Amir Samnani is senior vice president of content services for Global Eagle, the market leader in providing both in-flight content and streaming technology for airlines serving every corner of the globe. Samnani says that the in-flight movie-editing business is all about matching the content of the movie with the culture of the airline.

"You can get away with a lot of stuff on European carriers, because the countries they represent aren't as culturally conservative compared to other regions in the world, like Indonesia or the Middle East," says Samnani. "Those [other] airlines are a little more conservative."

Jovita Toh, CEO of Encore Inflight Limited, told CNN that while Europeans might be open to seeing more skin, gory violence turns them off. In the Middle East, it's sexual language and nudity that must be scrubbed, while Singapore travelers don't want to see anything that alludes to homosexuality. Toh also said that airlines serving majority Muslim countries ask to edit out mentions of "pork" or "pigs" in subtitles.

Samnani at Global Eagle says that he's never been asked to cut out shots of bacon or sausage from a movie, but his team is definitely on the lookout for any dialogue or sight gags that make fun of a particular religion.

"Airlines fly all over the world nowadays," says Samnani. "You can't say or show something that portrays that you're insulting a religion or a faith group or any country or any culture."

Language in general is not as big of an issue, says Samnani, because in-flight audio is played through headphones, not broadcast through the whole cabin. Still, pretty much all airlines draw the line at the "C-word," he says.
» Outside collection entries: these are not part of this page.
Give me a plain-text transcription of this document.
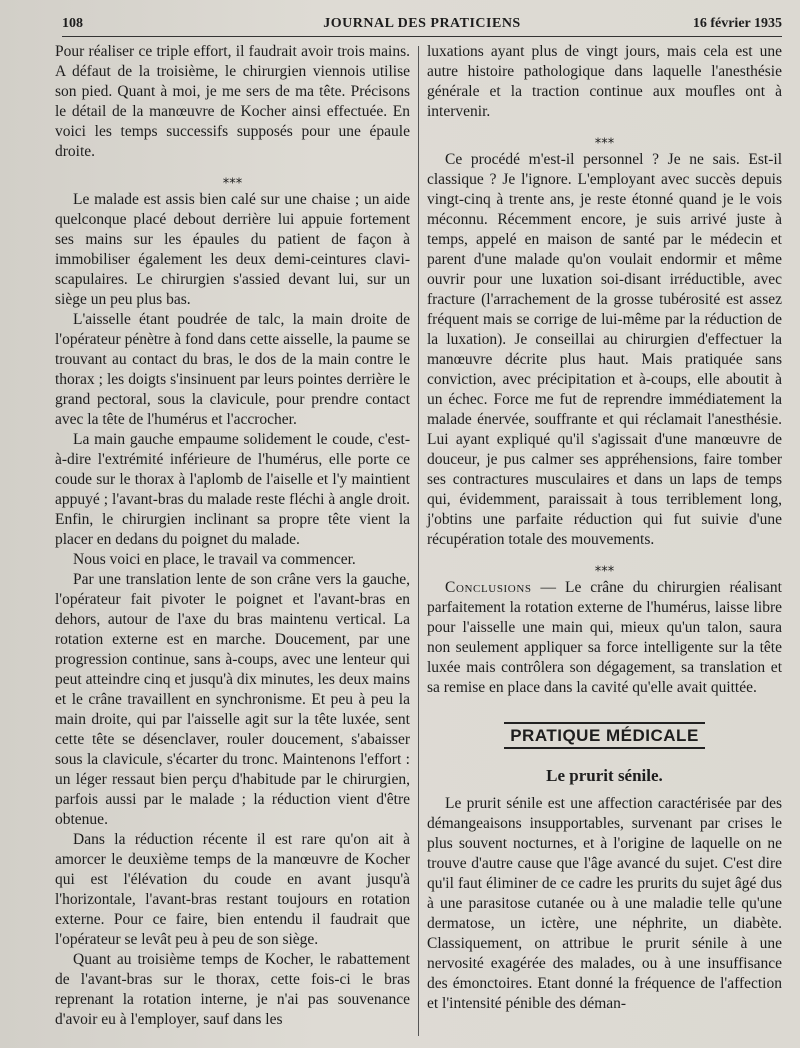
108	JOURNAL DES PRATICIENS	16 février 1935

Pour réaliser ce triple effort, il faudrait avoir trois mains. A défaut de la troisième, le chirurgien viennois utilise son pied. Quant à moi, je me sers de ma tête. Précisons le détail de la manœuvre de Kocher ainsi effectuée. En voici les temps successifs supposés pour une épaule droite.

⁎⁎⁎

Le malade est assis bien calé sur une chaise ; un aide quelconque placé debout derrière lui appuie fortement ses mains sur les épaules du patient de façon à immobiliser également les deux demi-ceintures clavi-scapulaires. Le chirurgien s'assied devant lui, sur un siège un peu plus bas.

L'aisselle étant poudrée de talc, la main droite de l'opérateur pénètre à fond dans cette aisselle, la paume se trouvant au contact du bras, le dos de la main contre le thorax ; les doigts s'insinuent par leurs pointes derrière le grand pectoral, sous la clavicule, pour prendre contact avec la tête de l'humérus et l'accrocher.

La main gauche empaume solidement le coude, c'est-à-dire l'extrémité inférieure de l'humérus, elle porte ce coude sur le thorax à l'aplomb de l'aiselle et l'y maintient appuyé ; l'avant-bras du malade reste fléchi à angle droit. Enfin, le chirurgien inclinant sa propre tête vient la placer en dedans du poignet du malade.

Nous voici en place, le travail va commencer.

Par une translation lente de son crâne vers la gauche, l'opérateur fait pivoter le poignet et l'avant-bras en dehors, autour de l'axe du bras maintenu vertical. La rotation externe est en marche. Doucement, par une progression continue, sans à-coups, avec une lenteur qui peut atteindre cinq et jusqu'à dix minutes, les deux mains et le crâne travaillent en synchronisme. Et peu à peu la main droite, qui par l'aisselle agit sur la tête luxée, sent cette tête se désenclaver, rouler doucement, s'abaisser sous la clavicule, s'écarter du tronc. Maintenons l'effort : un léger ressaut bien perçu d'habitude par le chirurgien, parfois aussi par le malade ; la réduction vient d'être obtenue.

Dans la réduction récente il est rare qu'on ait à amorcer le deuxième temps de la manœuvre de Kocher qui est l'élévation du coude en avant jusqu'à l'horizontale, l'avant-bras restant toujours en rotation externe. Pour ce faire, bien entendu il faudrait que l'opérateur se levât peu à peu de son siège.

Quant au troisième temps de Kocher, le rabattement de l'avant-bras sur le thorax, cette fois-ci le bras reprenant la rotation interne, je n'ai pas souvenance d'avoir eu à l'employer, sauf dans les

luxations ayant plus de vingt jours, mais cela est une autre histoire pathologique dans laquelle l'anesthésie générale et la traction continue aux moufles ont à intervenir.

⁎⁎⁎

Ce procédé m'est-il personnel ? Je ne sais. Est-il classique ? Je l'ignore. L'employant avec succès depuis vingt-cinq à trente ans, je reste étonné quand je le vois méconnu. Récemment encore, je suis arrivé juste à temps, appelé en maison de santé par le médecin et parent d'une malade qu'on voulait endormir et même ouvrir pour une luxation soi-disant irréductible, avec fracture (l'arrachement de la grosse tubérosité est assez fréquent mais se corrige de lui-même par la réduction de la luxation). Je conseillai au chirurgien d'effectuer la manœuvre décrite plus haut. Mais pratiquée sans conviction, avec précipitation et à-coups, elle aboutit à un échec. Force me fut de reprendre immédiatement la malade énervée, souffrante et qui réclamait l'anesthésie. Lui ayant expliqué qu'il s'agissait d'une manœuvre de douceur, je pus calmer ses appréhensions, faire tomber ses contractures musculaires et dans un laps de temps qui, évidemment, paraissait à tous terriblement long, j'obtins une parfaite réduction qui fut suivie d'une récupération totale des mouvements.

⁎⁎⁎

Conclusions — Le crâne du chirurgien réalisant parfaitement la rotation externe de l'humérus, laisse libre pour l'aisselle une main qui, mieux qu'un talon, saura non seulement appliquer sa force intelligente sur la tête luxée mais contrôlera son dégagement, sa translation et sa remise en place dans la cavité qu'elle avait quittée.

PRATIQUE MÉDICALE
Le prurit sénile.

Le prurit sénile est une affection caractérisée par des démangeaisons insupportables, survenant par crises le plus souvent nocturnes, et à l'origine de laquelle on ne trouve d'autre cause que l'âge avancé du sujet. C'est dire qu'il faut éliminer de ce cadre les prurits du sujet âgé dus à une parasitose cutanée ou à une maladie telle qu'une dermatose, un ictère, une néphrite, un diabète. Classiquement, on attribue le prurit sénile à une nervosité exagérée des malades, ou à une insuffisance des émonctoires. Etant donné la fréquence de l'affection et l'intensité pénible des déman-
There are no U.S. or international laws that spell out exactly what can or cannot be shown on in-flight entertainment screens. Instead, there's an industry trade group called APEX — Airline Passenger Experience Association — that works with movie distributors and airlines to establish general guidelines for in-flight content, but most censoring decisions are left to the discretion of individual carriers. (The 2015 film "Carol" about a lesbian couple in the 1950s was heavily edited for viewing on Delta flights but not on United or American Airlines. Delta said it took the edited version it received from the movie studio and doesn't have the rights to request some edits and not others.)

How Streaming Changed the Rules

In 2007, a pair of U.S. congressmen introduced the Family-Friendly Flights Act, which aimed to shield young children from violence and nudity in in-flight movies by creating "child-safe viewing areas" on planes where any movie rated beyond G couldn't be played. The legislation was never passed and no similar bills have been proposed since.

Compared to the old in-flight entertainment systems, the new streaming technology gives passengers a tremendous amount of control. And that element of personal choice, says Samnani, takes some pressure off of the airlines to police content.

"The airlines are a little bit more lenient when it comes to streaming," Samnani says. "What the airlines are doing now, before the movie starts, they have a little disclaimer. They'll say, 'This movie has some unsuitable content — nudity or language.' And then you as the passenger have to say yes, I still want to watch it. You're clicking, you're choosing something to watch."

One film expert checked the running times of movies shown on two major airlines (Virgin and Air Canada) and found that two-thirds were the same length as the theatrical presentation, while 14 percent were shorter, which gives you an idea of how many in-flight movies are cut. Intriguingly 21 percent were longer — most likely due to the "director's cut" or some other version made for home viewing being shown.